Initialization
Functions for creating and initializing tensors. Includes standard fills (zeros, ones, rand) and weight initialization schemes (Xavier, Kaiming) used when constructing neural network layers.
import tiny_pytorch.init as init
w = init.kaiming_uniform(128, 64) # (128, 64) tensor
b = init.zeros(64) # (64,) tensor
x = init.randn(32, 128) # (32, 128) tensor from N(0, 1)

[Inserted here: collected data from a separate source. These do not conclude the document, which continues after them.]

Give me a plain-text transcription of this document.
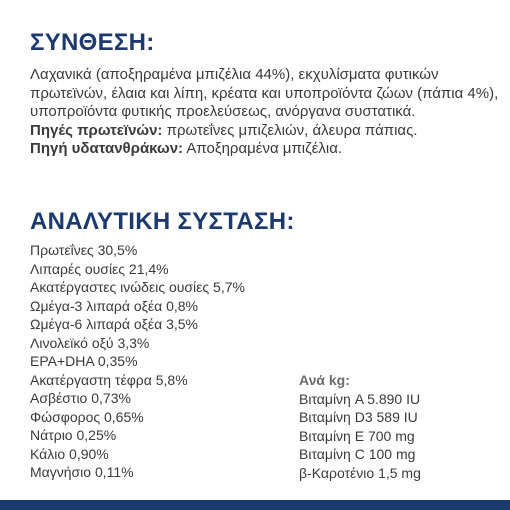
ΣΥΝΘΕΣΗ:

Λαχανικά (αποξηραμένα μπιζέλια 44%), εκχυλίσματα φυτικών πρωτεϊνών, έλαια και λίπη, κρέατα και υποπροϊόντα ζώων (πάπια 4%), υποπροϊόντα φυτικής προελεύσεως, ανόργανα συστατικά.

Πηγές πρωτεϊνών: πρωτεΐνες μπιζελιών, άλευρα πάπιας.

Πηγή υδατανθράκων: Αποξηραμένα μπιζέλια.

ΑΝΑΛΥΤΙΚΗ ΣΥΣΤΑΣΗ:
Πρωτεΐνες 30,5%
Λιπαρές ουσίες 21,4%
Ακατέργαστες ινώδεις ουσίες 5,7%
Ωμέγα-3 λιπαρά οξέα 0,8%
Ωμέγα-6 λιπαρά οξέα 3,5%
Λινολεϊκό οξύ 3,3%
EPA+DHA 0,35%
Ακατέργαστη τέφρα 5,8%
Ασβέστιο 0,73%
Φώσφορος 0,65%
Νάτριο 0,25%
Κάλιο 0,90%
Μαγνήσιο 0,11%
Ανά kg:
Βιταμίνη A 5.890 IU
Βιταμίνη D3 589 IU
Βιταμίνη E 700 mg
Βιταμίνη C 100 mg
β-Καροτένιο 1,5 mg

This module provides functions for initializing tensors with different types of values. It includes functions for generating tensors filled with ones, zeros, random numbers, binary random numbers, and one-hot encoded tensors. It also provides functions for initializing weights using Xavier/Glorot uniform and Kaiming/He uniform and normal distributions.
Functions:
-
ones–Generate a tensor filled with ones.
-
zeros–Generate a tensor filled with zeros.
-
rand–Generate a tensor filled with random numbers from a uniform distribution.
-
randb–Generate a binary random tensor.
-
one_hot–Generate a one-hot encoded tensor.
-
zeros_like–Generate a tensor of zeros with the same shape and dtype as the input tensor.
-
ones_like–Generate a tensor of ones with the same shape and dtype as the input tensor.
-
xavier_uniform–Initialize weights using Xavier/Glorot uniform initialization.
-
xavier_normal–Initialize weights using Xavier/Glorot normal initialization.
-
kaiming_uniform–Initialize weights using Kaiming/He uniform initialization.
-
kaiming_normal–Initialize weights using Kaiming/He normal initialization.
constant(*shape, c=1.0, device=None, dtype='float32', requires_grad=False)
Generate a tensor filled with a constant value.
Parameters:
-
*shape(int, default:()) –Shape of the output tensor.
-
c(float, default:1.0) –Constant value to fill the tensor with. Default is 1.0.
-
device(Device, default:None) –Device on which to place the tensor. Default is CPU.
-
dtype(str, default:'float32') –Data type of the tensor. Default is "float32".
-
requires_grad(bool, default:False) –If True, tensor will track gradients. Default is False.
Returns:
-
Tensor–Tensor of specified shape filled with constant value c.
Examples:
>>> constant(2, 3, c=5) # 2x3 tensor filled with 5
>>> constant(4, c=3.14) # 4-element tensor filled with pi
>>> constant(2, 2, device=gpu(), c=2.0) # 2x2 tensor on GPU filled with 2
kaiming_normal(fan_in, fan_out, nonlinearity='relu', **kwargs)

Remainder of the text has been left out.